Te toksyczne grupki dziewczyn to jest jeden ten sam poziom z toksycznymi grupkami mizoginów, gdzie ciśnie się po kobietach jak po szmatach, a na babskich po facetach. Nie wiem może parować osoby z obu tych grup i problem samotności się rozwiąże XDDD

"Ja #!$%@?. Ludzie, wszystko ma swoje granice"
-Klejnot Nilu

#aferaanalna #logikarozowychpaskow #korposwiat
  • 29
@Vayloren: jak sobie coś zrobi to jeż trzeba będzie iść na całość i postawić pomnik wypadającego dysku, żeby nasze siostry, córki i wnuczki wiedziały jak niebezpieczne jest publikowanie w necie. (I flirt z łysawym Krzyśkiem)
@Vayloren Stary przestań białorycerzyć. Porównujesz dwie różne sprawy. Nawet jak chłopy cisną po kimś to nie wrzucają przecież personaliów tych osób. Tu była inna sytuacja. Gość chciał doznań, baba też. No cóż, coś poszło nie tak. Jednak ten babsztyl odważył się z imienia i nazwiska oskarżyć tego faceta o całą tą sytuację. Moim zdaniem gdyby zakleszczyli to tez wina była by tego chłopa i pewnie też wyciekły by jego dane. Babka jest
@WojowniczyKamil: Dla wykopków sam fakt, że jest (a chyba jest) samotną matką to już jest powód do życzenia jak najgorzej i linczu.
To jakby się dziwić, że jak się psu rzuci mięso, to on to wszama. Takie są prawa internetu, nie linczuje jej jakaś specyficzna jednostka, a pewne internetowe i anonimowe grono.
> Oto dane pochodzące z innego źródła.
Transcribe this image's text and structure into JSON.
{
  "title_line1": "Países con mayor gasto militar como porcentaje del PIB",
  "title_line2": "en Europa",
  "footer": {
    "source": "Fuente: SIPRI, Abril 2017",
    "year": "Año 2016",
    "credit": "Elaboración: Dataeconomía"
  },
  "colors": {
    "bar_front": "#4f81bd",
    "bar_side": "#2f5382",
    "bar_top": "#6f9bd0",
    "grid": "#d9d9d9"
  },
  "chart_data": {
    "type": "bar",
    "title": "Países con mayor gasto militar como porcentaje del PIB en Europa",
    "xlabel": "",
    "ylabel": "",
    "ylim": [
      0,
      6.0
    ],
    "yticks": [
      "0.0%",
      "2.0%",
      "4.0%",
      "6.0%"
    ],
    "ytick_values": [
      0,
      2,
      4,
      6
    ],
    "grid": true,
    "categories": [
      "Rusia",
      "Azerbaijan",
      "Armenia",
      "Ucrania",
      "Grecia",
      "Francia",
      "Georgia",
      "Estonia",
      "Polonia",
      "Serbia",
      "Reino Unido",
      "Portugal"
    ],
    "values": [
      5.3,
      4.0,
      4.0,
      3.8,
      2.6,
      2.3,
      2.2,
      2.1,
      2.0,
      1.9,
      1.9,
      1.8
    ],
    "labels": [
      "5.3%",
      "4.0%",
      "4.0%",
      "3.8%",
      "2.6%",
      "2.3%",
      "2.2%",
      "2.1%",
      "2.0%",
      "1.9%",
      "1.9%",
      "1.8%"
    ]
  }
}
Jaka według ciebie powinna być racjonalna reakcja ze strony wykopków, pewnie żadna, zgadłem?
@JustTheDude też mnie bawi całą sytuacja, jej post, cała historia i memy i nie ma w tym nic złego żeby poheheszkowac. Ale nie rozumiem czemu urosło to do takiej skali gdzie się typiare dosłownie linczuje. Myślę że stalkowanie jej i tego gościa, pisanie do pracy, dzieci, życzenia jej jak najgorzej bo sobie zasłużyła, czy obojętność wobec tego że może strzelić sobie samobója bo jak ktoś stwierdził takie są konsekwencje jest dla mnie
@WojowniczyKamil: Jak to dla ciebie przesada, to co robisz na portalu ze śmiesznymi papieżami?

Takie rzeczy działy się od zarania internetu i dziać się będą, dopóki nie będzie on silnie moderowany.

Ale nie rozumiem czemu urosło to do takiej skali gdzie się typiare dosłownie linczuje.


W tym momencie to tak wypadło, że po lewandowskiej napatoczył się nowy kozioł ofiarny.
Obczaj sobie tagi #przegryw #blackpill, czy #redpill (najpopularniejsze zaraz po patostream'ach).